А вот такой вам рассказ понравится? Волнуюсь, даже не отважился админу показать - сперва вам. Поругаете - поругаете, форумчане, а нет, та рнет. Ну так, что, спасибо Назарову, сказал, что решиться надо - решусь...

ГОРЯЧАЯ НАТУРЩИЦА

Когда открывается синяя, точно обрисованная чарующей краской, алым дальним ликующим ярким звенящим востоком едва расцвеченная, облаками белыми объятая й неба йскрящимся кружевом алеющая панорама, возвращаюсь я обычно домой с рыбалки с удочками и мольбертом в руках.
Так вот иду с утренней рыбалки, а редкие утренние купальщики вышагивают. А среди них нет-нет да попадается мне навстречу дамочка одна питерская. Первый раз в этом году у нас появилась – раньше не видел.

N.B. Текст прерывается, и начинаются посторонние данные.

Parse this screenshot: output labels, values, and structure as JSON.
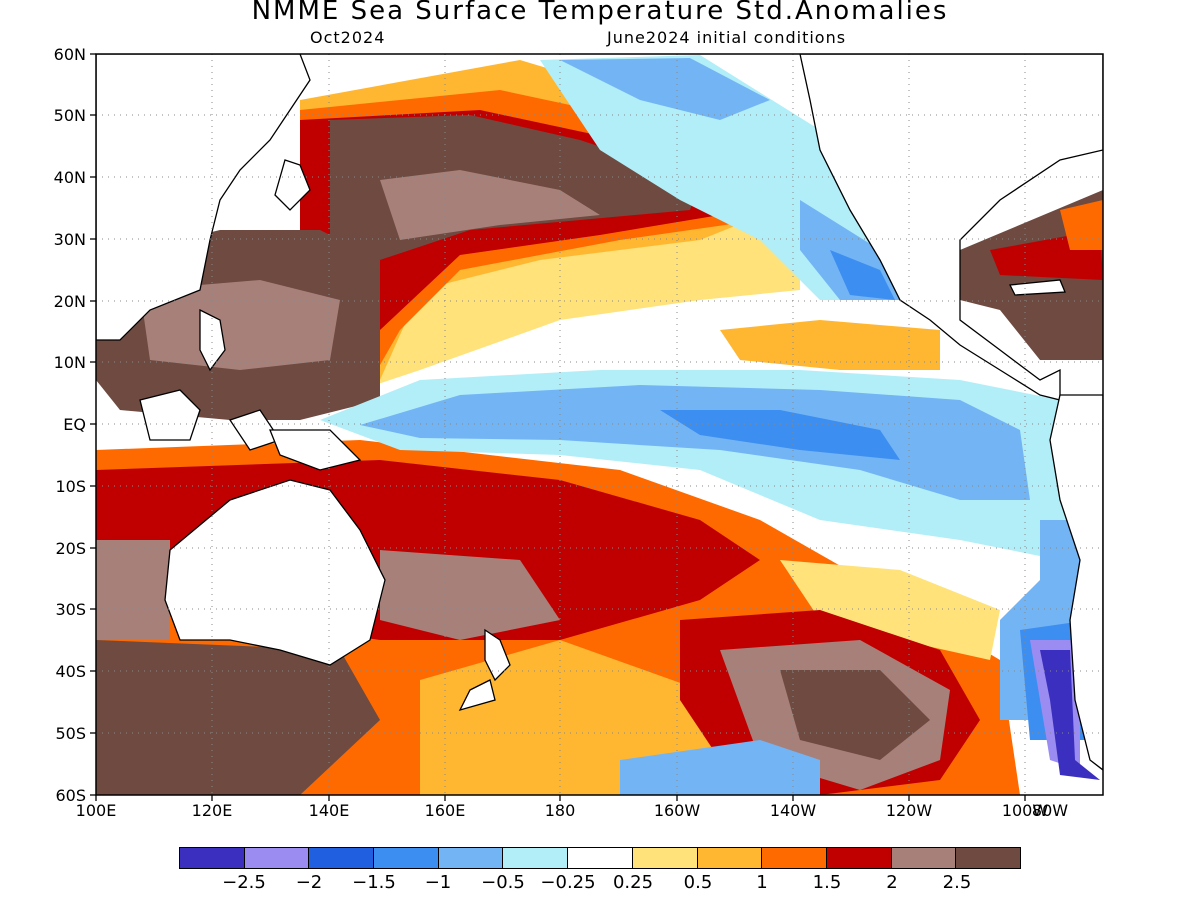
{
  "title": "NMME Sea Surface Temperature Std.Anomalies",
  "subtitle_left": "Oct2024",
  "subtitle_right": "June2024 initial conditions",
  "y_ticks": [
    "60N",
    "50N",
    "40N",
    "30N",
    "20N",
    "10N",
    "EQ",
    "10S",
    "20S",
    "30S",
    "40S",
    "50S",
    "60S"
  ],
  "x_ticks": [
    "100E",
    "120E",
    "140E",
    "160E",
    "180",
    "160W",
    "140W",
    "120W",
    "100W",
    "80W"
  ],
  "colorbar": {
    "colors": [
      "#3b2fbf",
      "#9b8cf2",
      "#1f5fe0",
      "#3c8ef0",
      "#73b4f5",
      "#b2eef8",
      "#ffffff",
      "#ffe27a",
      "#ffb732",
      "#ff6a00",
      "#c00000",
      "#a8807a",
      "#6e4a40"
    ],
    "labels": [
      "−2.5",
      "−2",
      "−1.5",
      "−1",
      "−0.5",
      "−0.25",
      "0.25",
      "0.5",
      "1",
      "1.5",
      "2",
      "2.5"
    ]
  },
  "map": {
    "region": "Pacific Ocean",
    "lon_range": [
      "100E",
      "70W"
    ],
    "lat_range": [
      "60S",
      "60N"
    ],
    "land_color": "#ffffff",
    "ocean_features": [
      {
        "name": "north-pacific-warm-blob",
        "anomaly": ">2.5"
      },
      {
        "name": "western-pacific-warm-pool",
        "anomaly": ">2.5"
      },
      {
        "name": "equatorial-cold-tongue",
        "anomaly": "-1"
      },
      {
        "name": "south-pacific-warm-band",
        "anomaly": "2"
      },
      {
        "name": "southeast-pacific-cold-patch",
        "anomaly": "-2.5"
      }
    ]
  }
}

А тут как-то раненько на самом пляже её встретил. Лодку привязал, да только идти собрался, а она, заметив в руках моих, кроме удочек, мольберт, заговорила:
– Вы художник?
– Можно и так сказать.
– Ой, как мечтала давно, чтоб вот так на фоне пейзажа нарисовал меня кто…
– Написал, – поправил я. – Картины пишут, портреты пишут.
– Так вы напишете? – спросила она, глядя мне в глаза прямо, с улыбкой.
Была она стройна, красива. Залюбуешься. Так вот и залюбовался я ненароком.
А она с нетерпением:
– Так напишете?
Я молчал, продолжая разглядывать её довольно откровенно – откровенная просьба, откровенное изучение.
– Я заплачу. Я женщина не бедная…
Правильные черты лица, глаза голубые, волосы пшеничные, брови тоненькие, придающие лицу слегка удивлённое выражение. Ресницы пышные – они легко меняют выражение лица. Вот не получила ответа и удивление в обиду преображается.
– Платить не надо. Я не профессионал. Я только учусь.
Тяну я, тяну со своим решением, а она мне всё больше нравится.
– Так вы согласны?
Напористая, гляжу дамочка, ой напористая.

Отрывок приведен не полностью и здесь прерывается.